Catching fish on a stick float is one of the most thrilling forms of river fishing, with roach, dace, chub and barbel the main target species.
There are numerous types of stick float on the market made from different materials and with different-shaped sight tips.
However, all are designed to be attached ‘top and bottom’ with silicone rubber and are ‘trotted’ through the swim in the current. Unlike wagglers, stick floats don’t have a bottom eye.
The art of stick float fishing is to run the float down the swim at a natural pace to make the hookbait mimic a free offering and fool the fish into grabbing it.
Shotting patterns vary, depending on the depth of the swim and pace of the current but, generally, a ‘shirt button’ style will suffice. This means the shot are simply strung out at regular intervals between the bottom of the float and the hook - like the buttons on a shirt.
ANATOMY OF A STICK FLOAT...
BODY: This is the thickest part of the float which always tapers away from top to bottom, giving the float a streamlined profile. Buoyant balsa has always been the main choice of body material, though cork and modern, man-made polystyrene is also used.
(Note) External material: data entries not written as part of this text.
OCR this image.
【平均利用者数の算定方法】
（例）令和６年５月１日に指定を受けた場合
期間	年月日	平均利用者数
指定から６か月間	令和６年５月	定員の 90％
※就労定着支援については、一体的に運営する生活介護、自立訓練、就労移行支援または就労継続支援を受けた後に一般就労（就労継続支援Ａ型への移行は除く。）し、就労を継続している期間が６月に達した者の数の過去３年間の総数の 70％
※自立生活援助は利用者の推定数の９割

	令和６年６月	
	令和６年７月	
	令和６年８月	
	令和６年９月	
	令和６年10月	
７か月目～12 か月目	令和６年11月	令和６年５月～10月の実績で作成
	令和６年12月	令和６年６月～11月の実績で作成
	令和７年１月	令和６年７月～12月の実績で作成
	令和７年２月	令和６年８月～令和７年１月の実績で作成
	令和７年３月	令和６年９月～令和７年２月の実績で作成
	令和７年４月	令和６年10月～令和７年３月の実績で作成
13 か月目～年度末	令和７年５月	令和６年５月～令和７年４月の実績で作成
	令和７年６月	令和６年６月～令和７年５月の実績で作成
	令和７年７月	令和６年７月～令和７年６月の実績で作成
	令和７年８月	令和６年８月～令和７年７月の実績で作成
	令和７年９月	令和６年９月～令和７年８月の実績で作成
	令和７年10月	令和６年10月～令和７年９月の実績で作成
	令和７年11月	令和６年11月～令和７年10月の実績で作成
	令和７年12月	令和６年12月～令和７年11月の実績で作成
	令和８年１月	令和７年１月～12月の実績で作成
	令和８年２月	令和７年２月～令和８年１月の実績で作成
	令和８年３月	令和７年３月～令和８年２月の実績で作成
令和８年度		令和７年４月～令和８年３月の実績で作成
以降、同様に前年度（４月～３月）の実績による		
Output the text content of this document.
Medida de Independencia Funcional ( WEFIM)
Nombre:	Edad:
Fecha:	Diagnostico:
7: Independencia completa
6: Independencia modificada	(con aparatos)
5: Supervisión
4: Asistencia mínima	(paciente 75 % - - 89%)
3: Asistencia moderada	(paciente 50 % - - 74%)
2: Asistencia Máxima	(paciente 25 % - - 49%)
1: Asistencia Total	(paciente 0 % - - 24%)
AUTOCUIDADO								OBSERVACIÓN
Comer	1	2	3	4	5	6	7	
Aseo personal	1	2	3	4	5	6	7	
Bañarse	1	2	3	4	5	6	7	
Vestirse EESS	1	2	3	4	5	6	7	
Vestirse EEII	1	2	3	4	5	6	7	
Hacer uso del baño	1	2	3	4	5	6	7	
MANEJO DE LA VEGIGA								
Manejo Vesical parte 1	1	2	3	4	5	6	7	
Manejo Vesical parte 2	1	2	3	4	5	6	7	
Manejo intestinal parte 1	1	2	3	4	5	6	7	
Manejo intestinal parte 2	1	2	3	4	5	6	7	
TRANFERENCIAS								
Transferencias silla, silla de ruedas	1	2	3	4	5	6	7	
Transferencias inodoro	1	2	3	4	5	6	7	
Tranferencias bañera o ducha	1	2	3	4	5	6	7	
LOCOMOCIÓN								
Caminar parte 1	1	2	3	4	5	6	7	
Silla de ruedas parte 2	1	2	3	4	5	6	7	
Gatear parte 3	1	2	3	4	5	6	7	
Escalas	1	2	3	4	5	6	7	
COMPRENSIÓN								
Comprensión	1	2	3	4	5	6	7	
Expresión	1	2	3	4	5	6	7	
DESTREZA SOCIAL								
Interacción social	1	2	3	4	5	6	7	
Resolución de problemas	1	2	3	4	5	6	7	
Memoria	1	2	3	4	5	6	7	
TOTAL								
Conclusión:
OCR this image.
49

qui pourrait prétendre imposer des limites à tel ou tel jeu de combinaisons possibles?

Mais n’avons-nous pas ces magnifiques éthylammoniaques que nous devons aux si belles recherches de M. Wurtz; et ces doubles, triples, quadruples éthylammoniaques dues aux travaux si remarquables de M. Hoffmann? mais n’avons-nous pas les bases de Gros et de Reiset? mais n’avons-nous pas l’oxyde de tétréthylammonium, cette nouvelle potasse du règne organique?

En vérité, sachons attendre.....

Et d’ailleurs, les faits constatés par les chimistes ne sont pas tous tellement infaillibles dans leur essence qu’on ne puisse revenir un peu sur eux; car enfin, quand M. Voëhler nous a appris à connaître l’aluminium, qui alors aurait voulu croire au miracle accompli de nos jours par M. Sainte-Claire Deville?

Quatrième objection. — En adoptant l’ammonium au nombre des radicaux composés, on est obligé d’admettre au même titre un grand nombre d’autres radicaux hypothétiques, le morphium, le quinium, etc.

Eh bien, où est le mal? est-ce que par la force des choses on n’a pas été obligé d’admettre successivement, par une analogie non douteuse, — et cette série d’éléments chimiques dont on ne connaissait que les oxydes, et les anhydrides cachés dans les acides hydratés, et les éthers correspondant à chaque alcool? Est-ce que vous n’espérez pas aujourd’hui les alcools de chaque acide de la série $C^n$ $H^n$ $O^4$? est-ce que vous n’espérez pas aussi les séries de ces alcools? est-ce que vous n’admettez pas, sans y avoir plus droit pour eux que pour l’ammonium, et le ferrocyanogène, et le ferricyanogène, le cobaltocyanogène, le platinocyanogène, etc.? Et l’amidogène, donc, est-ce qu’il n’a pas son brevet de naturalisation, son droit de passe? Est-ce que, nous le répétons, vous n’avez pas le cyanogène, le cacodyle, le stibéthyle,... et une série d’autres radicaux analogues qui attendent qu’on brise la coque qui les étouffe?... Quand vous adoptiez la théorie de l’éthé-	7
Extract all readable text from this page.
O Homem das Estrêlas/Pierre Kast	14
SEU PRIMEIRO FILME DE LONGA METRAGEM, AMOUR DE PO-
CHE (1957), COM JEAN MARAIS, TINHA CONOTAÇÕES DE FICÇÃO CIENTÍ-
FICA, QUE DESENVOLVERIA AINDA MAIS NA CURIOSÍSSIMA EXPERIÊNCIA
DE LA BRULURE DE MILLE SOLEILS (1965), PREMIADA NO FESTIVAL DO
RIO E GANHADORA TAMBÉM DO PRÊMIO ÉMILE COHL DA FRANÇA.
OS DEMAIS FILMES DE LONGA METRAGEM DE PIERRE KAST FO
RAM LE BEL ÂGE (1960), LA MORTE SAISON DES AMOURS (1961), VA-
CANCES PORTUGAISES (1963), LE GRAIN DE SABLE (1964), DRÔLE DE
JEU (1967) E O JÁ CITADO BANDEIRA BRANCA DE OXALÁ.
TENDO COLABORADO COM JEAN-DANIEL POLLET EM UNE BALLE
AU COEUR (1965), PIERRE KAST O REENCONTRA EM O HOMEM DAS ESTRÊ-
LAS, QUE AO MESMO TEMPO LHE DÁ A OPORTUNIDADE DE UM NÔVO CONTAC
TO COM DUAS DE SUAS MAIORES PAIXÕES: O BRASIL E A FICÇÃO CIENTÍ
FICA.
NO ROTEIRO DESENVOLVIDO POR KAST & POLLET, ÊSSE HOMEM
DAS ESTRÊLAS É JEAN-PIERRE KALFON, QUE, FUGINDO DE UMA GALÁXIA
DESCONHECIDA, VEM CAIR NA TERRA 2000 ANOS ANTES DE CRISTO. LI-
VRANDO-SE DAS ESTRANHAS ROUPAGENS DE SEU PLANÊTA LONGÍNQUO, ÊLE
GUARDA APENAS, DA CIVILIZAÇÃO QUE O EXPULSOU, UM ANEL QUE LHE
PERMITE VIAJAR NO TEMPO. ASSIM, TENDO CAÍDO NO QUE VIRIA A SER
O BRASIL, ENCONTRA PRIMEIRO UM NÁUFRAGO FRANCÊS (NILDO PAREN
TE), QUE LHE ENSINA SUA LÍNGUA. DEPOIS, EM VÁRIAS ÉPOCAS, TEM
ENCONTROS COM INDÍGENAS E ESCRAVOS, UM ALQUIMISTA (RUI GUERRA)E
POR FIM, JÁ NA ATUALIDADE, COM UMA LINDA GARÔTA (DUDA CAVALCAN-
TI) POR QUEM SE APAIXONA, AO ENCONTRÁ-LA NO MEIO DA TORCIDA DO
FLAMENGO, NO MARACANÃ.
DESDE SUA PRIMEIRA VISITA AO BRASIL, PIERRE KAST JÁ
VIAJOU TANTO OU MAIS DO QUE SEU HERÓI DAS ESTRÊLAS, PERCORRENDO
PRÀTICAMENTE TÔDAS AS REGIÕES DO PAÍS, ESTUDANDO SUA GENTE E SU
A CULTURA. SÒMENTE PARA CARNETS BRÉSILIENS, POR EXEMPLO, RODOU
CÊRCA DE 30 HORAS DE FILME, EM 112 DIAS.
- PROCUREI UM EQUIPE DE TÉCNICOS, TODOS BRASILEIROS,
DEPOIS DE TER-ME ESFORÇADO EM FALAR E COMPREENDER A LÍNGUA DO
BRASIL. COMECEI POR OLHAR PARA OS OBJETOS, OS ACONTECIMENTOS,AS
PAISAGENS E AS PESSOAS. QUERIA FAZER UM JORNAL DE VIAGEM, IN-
STEM: The bottom of the float is made from a variety of sturdy materials to add strength (see pic below left), with the most popular being aluminium (1), lignum - a heavy tropical wood (2), cane (3) or nylon/plastic.
Cane stems are perfect for delicate presentation when ‘on the drop’ fishing. Aluminium stems are for fast, turbulent water, heavy lignum wood adds casting weight to the float and nylon/plastic is a cheap all round stem choice.
SHOULDER: Shouldered Top stick floats have a bullet-shaped sight tip and a pronounced ‘shoulder’ below it - in profile it’s like a human’s head and shoulder. This shoulder enables the float to be held back in the current without it riding up in the water. ‘Holding back’ simply means making the float travel through the swim at a slower pace than the current would take it.
SIGHT TOP: This is the part of the float that protrudes above the water. Dome-shaped tops are extra buoyant and highly visible when trotted long distances. Shouldered tops are for holding back (see above) and rounded or tapered sight tips are for spotting delicate bites from shy-biting species like roach and dace.
AVONS/CHUBBERS: Although not technically stick floats, these short, stubby, highly buoyant designs are fished the same way. Made of balsa or hollow plastic they are perfect for shallow, pacey rivers because they can carry a lot of big split shot to keep the hookbait down, yet don’t get dragged under the water so much when the bait trips bottom.